O líder indígena também reclama do impacto ambiental provocado pelas madeireiras ilegais e pelos carvoeiros. Dom Francisco Masserdotti lembra que algumas localidades próximas à terra indígena estão desertificadas. "A gente não agüenta mais destruição e exige a preservação do meio ambiente", diz o cacique Tomáz Guajajara.

Massacre em 1901
Barra do Corda (MA), 13 de março de 1901. As orações matinais na capela do internato são interrompidas por gritos de guerra. Quatro padres e sete freiras são assassinados com tiros e golpes de tacapes por cerca de 400 índios guajajara. Algumas religiosas conseguem fugir, seguidas por meninas brancas, mas a capela transforma-se em uma poça de sangue. É o início de uma chacina onde morrerão 200 pessoas, incluindo crianças e adolescentes.
O episódio, um dos mais sangrentos da história recente do Maranhão, foi motivado pela revolta dos indígenas contra o trabalho de evangelização dos missionários, que exigiam a retirada das crianças das aldeias para catequizá-las no seminário, localizado em Alto Alegre.
As estradas que davam acesso a Barra do Corda e Grajaú foram bloqueadas pelos índios, que tomaram conta da sede da Missão de São José da Providência de Alto Alegre. De lá, passaram dois meses saqueando fazendas, matando agricultores e viajantes. Assim como aconteceu na Guerra de Canudos, várias expedições de voluntários e membros do exército tentaram, sem sucesso, invadir a missão e render os índios guajajara.
Somente três meses depois, chegaram as tropas enviadas pelo governador Torreão da Costa, que mataram cem índios. Torreão exigiu que a matança parasse e que os religiosos devolvessem as crianças indígenas a seus pais, o que esfriou os ânimos dos guajajara. Vinte foram presos, incluindo o líder Caboré, mentor do massacre. O guerreiro indígena morreu na prisão, dois anos depois. Em 1905, a Justiça de Barra do Corda absolveu os outros 19 índios que haviam sido presos.

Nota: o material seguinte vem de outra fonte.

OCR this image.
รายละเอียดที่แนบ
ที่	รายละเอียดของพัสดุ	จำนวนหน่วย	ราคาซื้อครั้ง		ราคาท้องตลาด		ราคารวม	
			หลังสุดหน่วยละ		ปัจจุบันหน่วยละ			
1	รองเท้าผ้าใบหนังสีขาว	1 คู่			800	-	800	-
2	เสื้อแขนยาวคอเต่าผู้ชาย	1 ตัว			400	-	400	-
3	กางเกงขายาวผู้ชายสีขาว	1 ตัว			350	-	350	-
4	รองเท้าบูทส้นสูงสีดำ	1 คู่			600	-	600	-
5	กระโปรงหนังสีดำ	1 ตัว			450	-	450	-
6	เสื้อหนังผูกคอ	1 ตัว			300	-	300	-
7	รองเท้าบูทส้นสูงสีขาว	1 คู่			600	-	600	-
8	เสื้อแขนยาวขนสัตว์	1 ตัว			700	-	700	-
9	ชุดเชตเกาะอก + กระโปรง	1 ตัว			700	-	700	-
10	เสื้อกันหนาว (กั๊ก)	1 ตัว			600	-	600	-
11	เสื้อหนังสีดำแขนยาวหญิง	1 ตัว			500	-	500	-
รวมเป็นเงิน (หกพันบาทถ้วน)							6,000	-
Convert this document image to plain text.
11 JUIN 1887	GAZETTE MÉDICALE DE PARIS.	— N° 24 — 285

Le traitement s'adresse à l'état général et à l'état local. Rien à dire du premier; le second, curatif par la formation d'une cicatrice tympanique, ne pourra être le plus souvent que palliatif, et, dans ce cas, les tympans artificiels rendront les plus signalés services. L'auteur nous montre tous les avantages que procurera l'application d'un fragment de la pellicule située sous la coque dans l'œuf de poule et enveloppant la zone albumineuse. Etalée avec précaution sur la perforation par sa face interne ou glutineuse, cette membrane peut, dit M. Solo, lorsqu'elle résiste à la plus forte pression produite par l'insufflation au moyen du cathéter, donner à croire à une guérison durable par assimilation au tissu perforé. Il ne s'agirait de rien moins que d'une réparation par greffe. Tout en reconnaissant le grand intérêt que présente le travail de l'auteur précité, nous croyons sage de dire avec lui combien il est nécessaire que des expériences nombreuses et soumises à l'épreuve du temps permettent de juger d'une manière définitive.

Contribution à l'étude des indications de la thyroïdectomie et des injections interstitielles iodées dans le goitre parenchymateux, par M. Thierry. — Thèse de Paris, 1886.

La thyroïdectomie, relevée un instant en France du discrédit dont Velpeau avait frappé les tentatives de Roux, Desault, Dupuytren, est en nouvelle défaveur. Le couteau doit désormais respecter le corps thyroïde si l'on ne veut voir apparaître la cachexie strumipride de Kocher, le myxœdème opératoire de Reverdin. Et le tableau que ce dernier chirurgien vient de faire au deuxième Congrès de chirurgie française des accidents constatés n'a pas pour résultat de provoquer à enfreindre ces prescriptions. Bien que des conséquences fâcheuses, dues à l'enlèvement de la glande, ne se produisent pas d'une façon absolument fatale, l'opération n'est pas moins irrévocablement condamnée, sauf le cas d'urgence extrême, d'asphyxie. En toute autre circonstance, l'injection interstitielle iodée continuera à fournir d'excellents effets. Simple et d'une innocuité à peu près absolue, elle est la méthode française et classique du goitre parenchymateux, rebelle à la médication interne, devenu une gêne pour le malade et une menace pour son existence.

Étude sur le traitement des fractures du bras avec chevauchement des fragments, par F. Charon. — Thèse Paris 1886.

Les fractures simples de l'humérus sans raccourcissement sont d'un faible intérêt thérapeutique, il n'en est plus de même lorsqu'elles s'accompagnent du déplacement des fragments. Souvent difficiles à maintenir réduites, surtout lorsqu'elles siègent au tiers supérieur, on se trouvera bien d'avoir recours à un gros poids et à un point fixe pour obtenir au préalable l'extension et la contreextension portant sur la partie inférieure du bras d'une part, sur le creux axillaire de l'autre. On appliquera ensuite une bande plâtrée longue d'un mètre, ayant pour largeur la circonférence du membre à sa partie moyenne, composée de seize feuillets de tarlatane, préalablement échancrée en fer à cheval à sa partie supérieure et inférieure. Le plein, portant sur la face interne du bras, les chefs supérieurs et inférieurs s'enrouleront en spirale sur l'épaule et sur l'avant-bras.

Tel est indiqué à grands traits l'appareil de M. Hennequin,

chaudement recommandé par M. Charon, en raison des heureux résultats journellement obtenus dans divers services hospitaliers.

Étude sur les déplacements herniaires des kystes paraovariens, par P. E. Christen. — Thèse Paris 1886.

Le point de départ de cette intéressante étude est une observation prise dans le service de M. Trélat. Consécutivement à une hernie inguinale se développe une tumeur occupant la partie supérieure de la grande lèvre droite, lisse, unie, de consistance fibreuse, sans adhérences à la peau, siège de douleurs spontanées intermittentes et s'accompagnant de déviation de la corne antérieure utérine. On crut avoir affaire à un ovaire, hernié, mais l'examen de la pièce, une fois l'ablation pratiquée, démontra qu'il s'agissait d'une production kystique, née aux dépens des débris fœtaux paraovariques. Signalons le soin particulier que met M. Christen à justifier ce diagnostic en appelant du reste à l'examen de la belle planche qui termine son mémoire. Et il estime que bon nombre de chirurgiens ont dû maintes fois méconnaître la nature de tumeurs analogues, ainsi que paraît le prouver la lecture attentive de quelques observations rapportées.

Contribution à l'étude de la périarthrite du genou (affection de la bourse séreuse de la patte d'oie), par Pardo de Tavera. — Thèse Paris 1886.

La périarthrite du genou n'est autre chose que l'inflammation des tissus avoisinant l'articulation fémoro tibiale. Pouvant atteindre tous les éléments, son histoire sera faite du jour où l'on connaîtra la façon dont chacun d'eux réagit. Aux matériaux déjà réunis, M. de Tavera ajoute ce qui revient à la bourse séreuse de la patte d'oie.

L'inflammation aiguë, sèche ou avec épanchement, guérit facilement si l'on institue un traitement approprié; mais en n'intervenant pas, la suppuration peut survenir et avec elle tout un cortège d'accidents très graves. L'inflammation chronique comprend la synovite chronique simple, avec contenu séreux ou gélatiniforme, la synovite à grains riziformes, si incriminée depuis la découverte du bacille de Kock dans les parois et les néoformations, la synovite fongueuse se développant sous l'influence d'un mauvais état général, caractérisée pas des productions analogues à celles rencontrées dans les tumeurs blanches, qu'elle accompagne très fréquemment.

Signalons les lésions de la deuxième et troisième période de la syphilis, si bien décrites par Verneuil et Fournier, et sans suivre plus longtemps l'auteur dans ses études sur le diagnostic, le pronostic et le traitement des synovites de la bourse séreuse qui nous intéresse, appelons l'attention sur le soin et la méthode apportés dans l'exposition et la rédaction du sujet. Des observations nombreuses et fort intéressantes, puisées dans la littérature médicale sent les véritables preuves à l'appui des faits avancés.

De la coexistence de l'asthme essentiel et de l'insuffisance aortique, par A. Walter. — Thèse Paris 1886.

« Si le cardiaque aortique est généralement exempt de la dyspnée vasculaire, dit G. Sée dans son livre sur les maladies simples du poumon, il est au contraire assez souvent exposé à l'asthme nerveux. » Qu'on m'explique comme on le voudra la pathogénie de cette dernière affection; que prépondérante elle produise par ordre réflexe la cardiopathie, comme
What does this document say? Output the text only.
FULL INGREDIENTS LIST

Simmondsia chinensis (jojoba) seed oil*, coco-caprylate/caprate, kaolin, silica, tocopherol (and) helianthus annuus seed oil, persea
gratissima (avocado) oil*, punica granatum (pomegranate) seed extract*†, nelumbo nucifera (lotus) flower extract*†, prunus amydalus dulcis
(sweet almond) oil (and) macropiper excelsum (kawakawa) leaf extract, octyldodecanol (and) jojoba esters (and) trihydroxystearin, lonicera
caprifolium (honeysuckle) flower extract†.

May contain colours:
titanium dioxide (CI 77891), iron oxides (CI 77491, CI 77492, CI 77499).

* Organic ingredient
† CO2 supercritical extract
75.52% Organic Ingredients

A história foi romanceada pelo escritor maranhense Olímpio Cruz, em meados dos anos 80. Nascido em Barra do Corda, Cruz viveu vinte anos entre os índios guajajara, kanela e gavião (todas etnias que vivem no Maranhão), trabalhando como inspetor do extinto Serviço de Proteção ao Índio (SPI), hoje Funai. O obra, chamada Cauiré Imana, o cacique rebelde, foi publicada em Brasília ela editora Thesaurus. (PO)

LINHA DO TEMPO
16 de maio Líderes da aldeia Bacurizinho, em Grajaú, alertam a Funai que receberam ameaças de morte e de invasões
21 de maio José Araújo Guajajara, de 70 anos, é morto a tiros na aldeia. O filho, Wilson, também é atingido, mas resiste. Outro índio é baleado na perna. A menor D.S, 16 anos, é estuprada por um dos dez invasores da aldeia.
22 de maio O fazendeiro Milton Alves da Rocha é preso em flagrante, acusado de participação no crime. Dois filhos dele são suspeitos de terem disparados, mas conseguem escapar da polícia.
23 de maio Em represália ao crime, 70 índios queimam uma ponte sobre o rio Mearim, saqueiam fazendas, roubam veículos e ateiam fogo em mil sacas de arroz.
27 de maio 200 guajajara interditam a BR-226, assaltam caminhoneiros e ameaçam incendiar caminhões. Quatro são presos.
30 de maio A PF consegue desobstruir a estrada durante uma operação. Armados com pistolas e escopetas, índios ameaçam reagir. A operação termina sem conflitos.